In his study, Olsen compared the economics of supplying large loads in Las Vegas and Los Angeles with 3,000 megawatts of Wyoming wind, including the cost of new transmission, with power from new gas plants located near the loads. The extremely long route has higher transmission costs than would be needed to serve sites closer to the Rockies, and thus makes the comparison quite conservative.
[L]arge-scale renewable energy generation projects (‘Mega-Projects’) appear able to economically justify major transmission infrastructure with no … participation by coal.… The $37.20/MWh difference in the cost of power … between gas fired generation in the Los Angeles area and wind generation in Wyoming, is large enough to pay for the necessary transmission ($29.90/MWh), while supporting a competitive rate of return on the overall generation-transmission project.
In other words, building a new 3,000-megawatt capacity transmission line from Wyoming or Montana mega-wind projects all the way to Southern California results in lower power costs than would building new gas-fired plants close to the loads. The high and variable cost of natural gas is the primary driver of the cost difference. That means large-scale clean energy can hold its own against natural gas-fueled power, with no help from coal to underwrite the new transmission.
The Olsen study is very detailed, and includes wind integration costs. It includes a 1.6 cents per kilowatt-hour carbon adder in the gas case, but not the federal Production Tax Credit (thus the two factors essentially cancel each other out).
Three factors are key to the economic analysis:
1. The wind really blows in Wyoming. The U.S. Department of Energy estimates that Wyoming has more than 57,000 megawatts of Class 6 and 7 wind, with capacity factors in the 40- to 48-percent range. Olsen’s study used 45 percent.
2. Olsen models over-construction of the resource: 3,600 megawatts. This means that about 10 percent of the time, some energy will have to be “wasted” by feathering the blades (or perhaps used locally), but the excess capacity means the transmission line is used more: at 54-percent capacity up from 45 percent. The trade-off (some wasted generation, but more efficient transmission use) is worth it.
3. Building a 3,600-megawatt project creates a large economy of scale. Using 2015 dollars, Olsen estimates a mega-project construction cost of only $1.3 million per megawatt, a substantial savings from the current $1.7-2 million per megawatt cost for the currently typical 100-megawatt Northwest wind farm.
The answers for meeting our energy needs – and doing so cleanly and affordably – will no doubt be multifarious.
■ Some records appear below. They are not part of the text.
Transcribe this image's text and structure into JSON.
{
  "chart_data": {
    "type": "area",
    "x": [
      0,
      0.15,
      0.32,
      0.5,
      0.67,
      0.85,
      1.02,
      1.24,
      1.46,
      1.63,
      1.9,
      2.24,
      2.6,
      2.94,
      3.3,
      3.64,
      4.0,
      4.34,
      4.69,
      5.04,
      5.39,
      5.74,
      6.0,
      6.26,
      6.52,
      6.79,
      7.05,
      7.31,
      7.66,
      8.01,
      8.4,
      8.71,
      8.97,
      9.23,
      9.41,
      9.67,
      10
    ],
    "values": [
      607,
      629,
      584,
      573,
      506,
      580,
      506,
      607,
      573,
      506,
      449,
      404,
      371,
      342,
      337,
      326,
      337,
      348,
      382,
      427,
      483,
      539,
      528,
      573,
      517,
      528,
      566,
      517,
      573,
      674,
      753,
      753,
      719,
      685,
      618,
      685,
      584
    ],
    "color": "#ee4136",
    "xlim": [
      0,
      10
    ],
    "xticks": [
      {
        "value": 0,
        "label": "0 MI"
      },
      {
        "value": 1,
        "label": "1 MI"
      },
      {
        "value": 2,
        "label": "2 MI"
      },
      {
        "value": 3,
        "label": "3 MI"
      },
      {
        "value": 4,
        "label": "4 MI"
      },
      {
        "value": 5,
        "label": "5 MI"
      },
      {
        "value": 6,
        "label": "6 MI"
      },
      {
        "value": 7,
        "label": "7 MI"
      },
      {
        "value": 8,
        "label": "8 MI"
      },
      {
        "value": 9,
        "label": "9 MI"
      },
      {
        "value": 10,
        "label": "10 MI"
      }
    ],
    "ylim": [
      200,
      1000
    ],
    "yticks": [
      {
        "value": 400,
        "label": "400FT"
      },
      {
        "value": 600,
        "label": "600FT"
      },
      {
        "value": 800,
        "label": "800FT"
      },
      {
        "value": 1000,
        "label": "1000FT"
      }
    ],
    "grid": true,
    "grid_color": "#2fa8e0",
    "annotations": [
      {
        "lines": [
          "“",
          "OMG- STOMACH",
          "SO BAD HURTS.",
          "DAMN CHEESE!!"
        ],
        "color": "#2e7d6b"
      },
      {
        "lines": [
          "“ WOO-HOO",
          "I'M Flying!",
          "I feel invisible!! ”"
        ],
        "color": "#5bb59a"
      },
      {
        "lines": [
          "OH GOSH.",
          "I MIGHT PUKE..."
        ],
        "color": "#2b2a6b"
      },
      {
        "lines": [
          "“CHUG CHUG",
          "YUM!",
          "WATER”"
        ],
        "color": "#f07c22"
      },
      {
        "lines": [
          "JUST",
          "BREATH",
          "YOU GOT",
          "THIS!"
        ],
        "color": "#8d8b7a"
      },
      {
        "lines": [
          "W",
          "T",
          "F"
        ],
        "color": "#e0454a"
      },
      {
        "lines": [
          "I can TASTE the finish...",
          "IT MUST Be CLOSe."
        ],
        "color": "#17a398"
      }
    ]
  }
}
Not all will pass muster, but we must constantly look beyond the static set of traditional choices and remain open to conceptual and technological breakthroughs.
First and foremost, we must increase the efficiency of the existing generation, transmission and distribution system, and of all electric and gas end uses. We must deploy smart grid technologies, improve grid operator and control area coordination, and apply more effective price signals and transmission products.
The Northwest has just begun large-scale harvest of its rich diversity of renewable resources. Accelerated development of our solar, geothermal, biomass, ocean and tidal resources — along with continued expansion of wind projects — will move the region much closer to meeting its renewable energy goals and legal standards.
Mega-wind projects may or may not be part of the solution. Their apparent cost effectiveness versus fossil-fueled generation is encouraging. However, few mega projects of any kind are light on the Earth, and we must measure their value against that of other available clean-energy options.